I've been learning a lot, recently, both about the basics of sound, and the differences between what we hear, what we think we hear, what is real, and what isn't. It is fascinating stuff, and one has to be prepared to actually
let go (in a healthy way) of absolute belief in one's own senses. I now, with respect and accepting that they are sincere, utterly disbelieve some of the things that I hear from "audiophiles" (hey, perhaps they aren't really saying it!

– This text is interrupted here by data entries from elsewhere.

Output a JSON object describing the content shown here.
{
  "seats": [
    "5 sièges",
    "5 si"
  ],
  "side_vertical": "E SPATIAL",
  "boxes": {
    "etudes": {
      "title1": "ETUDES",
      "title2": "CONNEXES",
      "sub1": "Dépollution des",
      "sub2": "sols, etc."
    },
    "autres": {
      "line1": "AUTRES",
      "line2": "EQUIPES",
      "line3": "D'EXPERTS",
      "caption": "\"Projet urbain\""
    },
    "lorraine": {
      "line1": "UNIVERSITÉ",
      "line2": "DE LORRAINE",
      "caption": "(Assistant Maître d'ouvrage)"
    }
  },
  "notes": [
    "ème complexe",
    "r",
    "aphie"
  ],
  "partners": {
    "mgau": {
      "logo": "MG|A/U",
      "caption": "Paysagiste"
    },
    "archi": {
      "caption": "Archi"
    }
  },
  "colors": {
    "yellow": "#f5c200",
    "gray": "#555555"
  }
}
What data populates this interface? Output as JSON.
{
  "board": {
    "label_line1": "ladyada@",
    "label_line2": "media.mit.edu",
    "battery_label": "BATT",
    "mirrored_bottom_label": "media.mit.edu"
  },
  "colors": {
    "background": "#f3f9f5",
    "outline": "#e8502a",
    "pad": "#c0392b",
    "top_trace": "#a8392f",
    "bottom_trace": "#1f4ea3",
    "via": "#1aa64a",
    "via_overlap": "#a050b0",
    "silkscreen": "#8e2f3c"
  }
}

--- and I apply the same sort of (hopefully healthy) scepticism to my own experiments and observations (such as ... I can now hear the vocalist in this concert, but no-one went near the mixing desk, or moved the mic, so it
must be my brain that adjusted).
I haven't listened to the "built-in" in my current PC ... but I'd be surprised if it wasn't a lot better than the one I started my PC-audio journey with, and possibly better than my first add-in card. For the casual recorder/listener, they have come a long way.

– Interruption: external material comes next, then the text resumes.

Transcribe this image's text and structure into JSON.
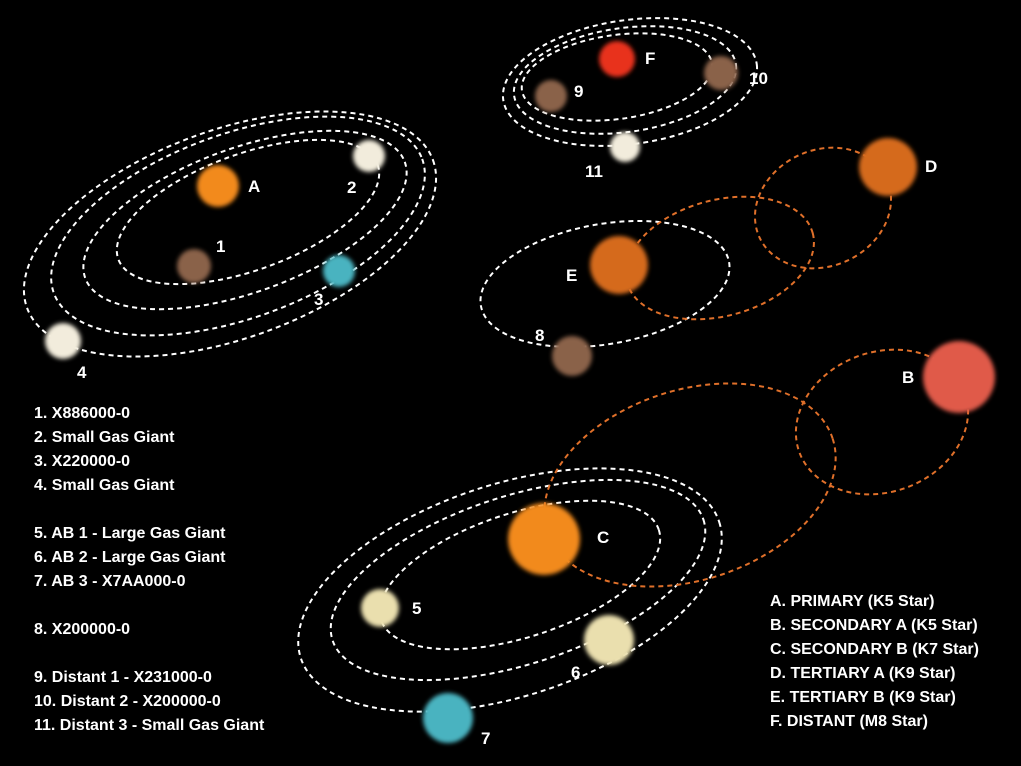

About compression, I'm not at all sure how much I can hear, because, except at low bit rates, it seams to me to be the cumulative effect of listening (rather than specific can/can't hear) to compressed (as in MP3; as so often happens, the world has probably not chosen the best method available) music or speech. It results in a kind of fatigue, getting fed up, wanting to switch off, sometimes even when I'm enjoying the content (Hello BBC Drama!).
At the moment, I'm trying to work out if I can, or can't, hear the difference between 41.1Khz and 9600. I have age-related hf hearing loss: I may never know if there is a difference or not!
But, for those who are not in the least interested in this stuff, I've got no problem if they just want to stick a tape in a machine, and get a thumb-drive full of MP3. Convenient --- and almost certain to be a heap better than those machines that copy from one cassette tape to another!